Jesús Parets, director jurídico de la Sociedad General de Escritores de México, sostuvo que los contenidos generados exclusivamente con inteligencia artificial no otorgan derechos de autoría y que la originalidad de una obra sigue siendo un atributo humano.
El planteamiento fue expuesto durante una conferencia sobre los límites de la creatividad literaria y la originalidad humana frente a los contenidos generados por inteligencia artificial, realizada en el marco del 50 aniversario de la organización.
La autoría corresponde a personas físicas
Parets explicó que el derecho al crédito y la protección de los intereses morales y materiales están vinculados con la persona autora.

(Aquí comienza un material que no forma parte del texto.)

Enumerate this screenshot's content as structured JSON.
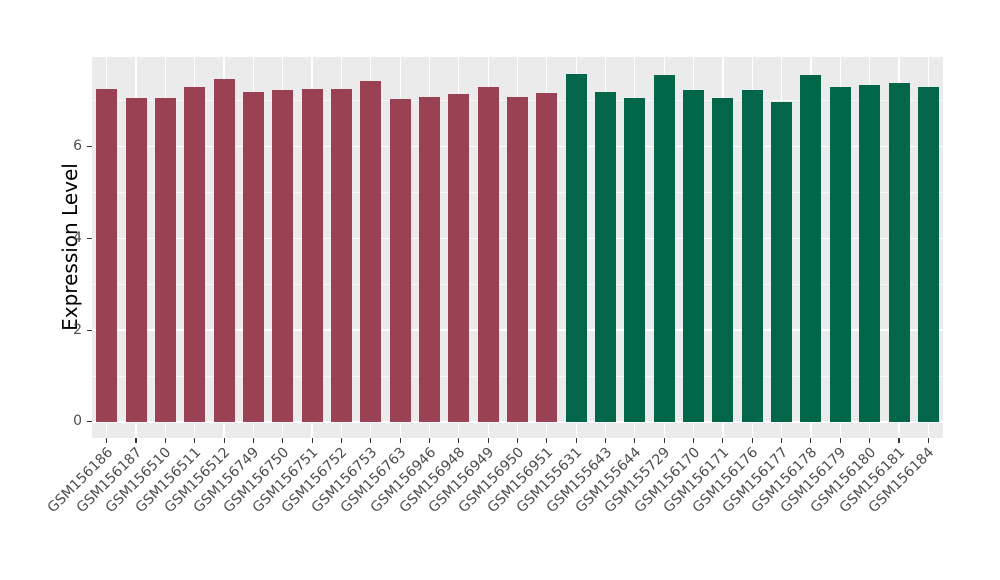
{
  "chart_data": {
    "type": "bar",
    "title": "",
    "xlabel": "",
    "ylabel": "Expression Level",
    "ylim": [
      -0.35,
      7.95
    ],
    "yticks": [
      0,
      2,
      4,
      6
    ],
    "yticks_minor": [
      1,
      3,
      5,
      7
    ],
    "grid": "on",
    "legend_position": "none",
    "panel_background": "#EBEBEB",
    "gridline_color": "#FFFFFF",
    "tick_color": "#333333",
    "axis_text_color": "#4D4D4D",
    "series": [
      {
        "name": "maroon-group",
        "color": "#9A4153",
        "categories": [
          "GSM156186",
          "GSM156187",
          "GSM156510",
          "GSM156511",
          "GSM156512",
          "GSM156749",
          "GSM156750",
          "GSM156751",
          "GSM156752",
          "GSM156753",
          "GSM156763",
          "GSM156946",
          "GSM156948",
          "GSM156949",
          "GSM156950",
          "GSM156951"
        ],
        "values": [
          7.25,
          7.06,
          7.06,
          7.3,
          7.47,
          7.19,
          7.23,
          7.25,
          7.25,
          7.43,
          7.04,
          7.07,
          7.14,
          7.3,
          7.08,
          7.17
        ]
      },
      {
        "name": "green-group",
        "color": "#026649",
        "categories": [
          "GSM155631",
          "GSM155643",
          "GSM155644",
          "GSM155729",
          "GSM156170",
          "GSM156171",
          "GSM156176",
          "GSM156177",
          "GSM156178",
          "GSM156179",
          "GSM156180",
          "GSM156181",
          "GSM156184"
        ],
        "values": [
          7.58,
          7.19,
          7.06,
          7.55,
          7.24,
          7.05,
          7.23,
          6.96,
          7.55,
          7.3,
          7.35,
          7.38,
          7.3
        ]
      }
    ]
  }
}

Por ello, señaló que encargar la producción de un contenido a una herramienta de inteligencia artificial no convierte automáticamente a quien la utiliza en autor de la obra.
También advirtió que los procesos generativos pueden presentar incertidumbre sobre el origen de los materiales empleados para producir textos, imágenes u otras piezas, lo que puede generar riesgos de infracción a derechos de autor.
La inteligencia artificial como herramienta auxiliar
El experto planteó que la inteligencia artificial puede utilizarse como apoyo en el desarrollo de contenidos creativos, pero no debe sustituir ni minimizar la creatividad humana. En ese proceso, consideró indispensable distinguir qué elementos fueron creados por una persona y cuáles fueron generados artificialmente.
La postura coincide con un criterio judicial mexicano que establece que el registro de una obra requiere autoría de una persona física y una creación original. Bajo ese criterio, un contenido producido exclusivamente por una herramienta de inteligencia artificial no cumple por sí mismo con las condiciones de autoría humana previstas en la legislación.
El debate ocurre mientras las plataformas de inteligencia artificial generativa se expanden entre escritores, artistas y otros creadores. La discusión mantiene como puntos centrales la transparencia en el uso de estas herramientas, el reconocimiento del trabajo humano y la protección de materiales utilizados para entrenar modelos.